Scott Anderson is Jon Lee’s younger brother. They have co-authored two books together, Inside the League and War Zones. In 2014, I interviewed Scott Anderson about his magnum opus biography of T. E. Lawrence, Lawrence in Arabia—which was more than ten years in the writing—and in 2015, he hosted a book release party in New York for my book on journalist John Ross.
Scott Anderson’s latest volume, King of Kings—The Iranian Revolution: A Story of Hubris, Delusion and Catastrophic Miscalculation (Doubleday), tells the history of what Andrew Bacevich has described as “a great humiliation” which the United States has never “gotten over.”
Much like Anderson’s 2020 book, The Quiet Americans, which tells the story of a tragedy and farce of miscalculations in the world’s most famous spy agency (as I described in The Progressive five years ago), King of Kings is rife with stories of errors and tragic mistakes in international relations that have led us to what may be an irreconcilable antipathy and the repeating potential for hair-trigger confrontations with this former ally and the second largest nation in the Middle East.

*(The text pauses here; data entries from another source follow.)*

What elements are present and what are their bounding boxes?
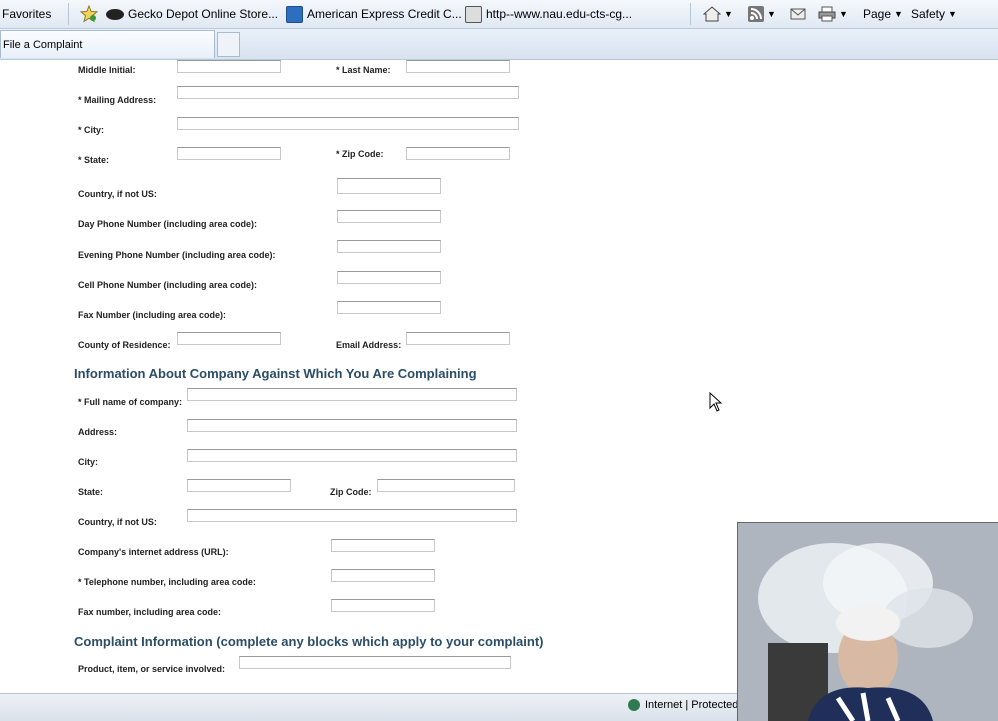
- product-label: Product, item, or service involved:: [78, 664, 226, 674]
- state-input[interactable]: [177, 147, 281, 160]
- webpage-favicon-icon: [465, 5, 482, 23]
- favorites-label: Favorites: [2, 7, 52, 21]
- complaint-section-heading: Complaint Information (complete any bloc…: [74, 634, 544, 649]
- chevron-down-icon: ▼: [894, 9, 903, 19]
- tab-title: File a Complaint: [3, 38, 83, 51]
- security-zone[interactable]: Internet | Protected: [628, 699, 738, 711]
- city-input[interactable]: [177, 117, 519, 130]
- email-label: Email Address:: [336, 340, 402, 350]
- star-add-icon: [80, 5, 98, 23]
- zip-code-label: * Zip Code:: [336, 149, 384, 159]
- fax-label: Fax Number (including area code):: [78, 310, 227, 320]
- new-tab-button[interactable]: [217, 32, 240, 57]
- tab-bar: File a Complaint: [0, 29, 998, 60]
- chevron-down-icon: ▼: [948, 9, 957, 19]
- zip-code-input[interactable]: [406, 147, 510, 160]
- county-label: County of Residence:: [78, 340, 171, 350]
- mailing-address-label: * Mailing Address:: [78, 95, 157, 105]
- presenter-video-image: [738, 523, 998, 721]
- read-mail-button[interactable]: [790, 5, 806, 23]
- toolbar-separator: [68, 3, 69, 25]
- fav-link-label: http--www.nau.edu-cts-cg...: [486, 7, 633, 21]
- tab-file-a-complaint[interactable]: File a Complaint: [0, 30, 215, 58]
- day-phone-input[interactable]: [337, 210, 441, 223]
- home-button[interactable]: ▼: [703, 5, 733, 23]
- page-menu-label: Page: [863, 7, 892, 21]
- favorites-button[interactable]: Favorites: [2, 5, 51, 23]
- home-icon: [703, 6, 721, 22]
- company-city-input[interactable]: [187, 449, 517, 462]
- webcam-overlay: [737, 522, 998, 721]
- county-input[interactable]: [177, 332, 281, 345]
- safety-menu-label: Safety: [911, 7, 946, 21]
- country-input[interactable]: [337, 178, 441, 194]
- middle-initial-label: Middle Initial:: [78, 65, 136, 75]
- company-fax-label: Fax number, including area code:: [78, 607, 222, 617]
- company-url-label: Company's internet address (URL):: [78, 547, 229, 557]
- amex-favicon-icon: [286, 5, 303, 23]
- fav-link-nau[interactable]: http--www.nau.edu-cts-cg...: [465, 5, 632, 23]
- company-zip-input[interactable]: [377, 479, 515, 492]
- company-address-label: Address:: [78, 427, 118, 437]
- company-zip-label: Zip Code:: [330, 487, 372, 497]
- print-button[interactable]: ▼: [818, 5, 848, 23]
- last-name-input[interactable]: [406, 60, 510, 73]
- company-phone-input[interactable]: [331, 569, 435, 582]
- state-label: * State:: [78, 155, 110, 165]
- company-country-input[interactable]: [187, 509, 517, 522]
- fav-link-label: Gecko Depot Online Store...: [128, 7, 279, 21]
- product-input[interactable]: [239, 656, 511, 669]
- day-phone-label: Day Phone Number (including area code):: [78, 219, 258, 229]
- fav-link-label: American Express Credit C...: [307, 7, 462, 21]
- company-name-label: * Full name of company:: [78, 397, 183, 407]
- fax-input[interactable]: [337, 301, 441, 314]
- feeds-button[interactable]: ▼: [748, 5, 776, 23]
- cell-phone-label: Cell Phone Number (including area code):: [78, 280, 258, 290]
- cell-phone-input[interactable]: [337, 271, 441, 284]
- last-name-label: * Last Name:: [336, 65, 391, 75]
- mail-icon: [790, 8, 806, 20]
- mailing-address-input[interactable]: [177, 86, 519, 99]
- printer-icon: [818, 6, 836, 22]
- add-favorite-button[interactable]: [80, 5, 98, 23]
- globe-icon: [628, 699, 640, 711]
- fav-link-amex[interactable]: American Express Credit C...: [286, 5, 462, 23]
- gecko-favicon-icon: [106, 8, 124, 20]
- company-name-input[interactable]: [187, 388, 517, 401]
- fav-link-gecko[interactable]: Gecko Depot Online Store...: [106, 5, 278, 23]
- company-country-label: Country, if not US:: [78, 517, 157, 527]
- favorites-bar: Favorites Gecko Depot Online Store... Am…: [0, 0, 998, 29]
- safety-menu[interactable]: Safety ▼: [911, 5, 957, 23]
- mouse-cursor-icon: [709, 392, 723, 412]
- country-label: Country, if not US:: [78, 189, 157, 199]
- company-state-label: State:: [78, 487, 104, 497]
- company-url-input[interactable]: [331, 539, 435, 552]
- company-state-input[interactable]: [187, 479, 291, 492]
- rss-feed-icon: [748, 6, 764, 22]
- evening-phone-label: Evening Phone Number (including area cod…: [78, 250, 276, 260]
- evening-phone-input[interactable]: [337, 240, 441, 253]
- security-zone-label: Internet | Protected: [645, 699, 739, 711]
- company-section-heading: Information About Company Against Which …: [74, 366, 477, 381]
- middle-initial-input[interactable]: [177, 60, 281, 73]
- city-label: * City:: [78, 125, 105, 135]
- page-menu[interactable]: Page ▼: [863, 5, 903, 23]
- toolbar-separator: [690, 3, 691, 25]
- company-city-label: City:: [78, 457, 98, 467]
- email-input[interactable]: [406, 332, 510, 345]
- company-phone-label: * Telephone number, including area code:: [78, 577, 256, 587]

Another new book by an old friend is Robert Wolf’s latest volume, Coyotes and Stars: Stories from the American Southwest (Free River Press), in his nationwide ramble to showcase the stories that make up the soul of this country.
“The idea for the book came from my desire to get people from all regions of the country and as many occupations as possible to document their lives and work in an ongoing series of books,” Wolf writes. This book, like most of the rest of his work, was developed through a series of writing workshops—empowering everyday people to, as Wolf says, “add their stories to a collective American autobiography.” Coyotes and Stars will transport you to a vanishing piece of the quiltwork of cultures that makes up our nation.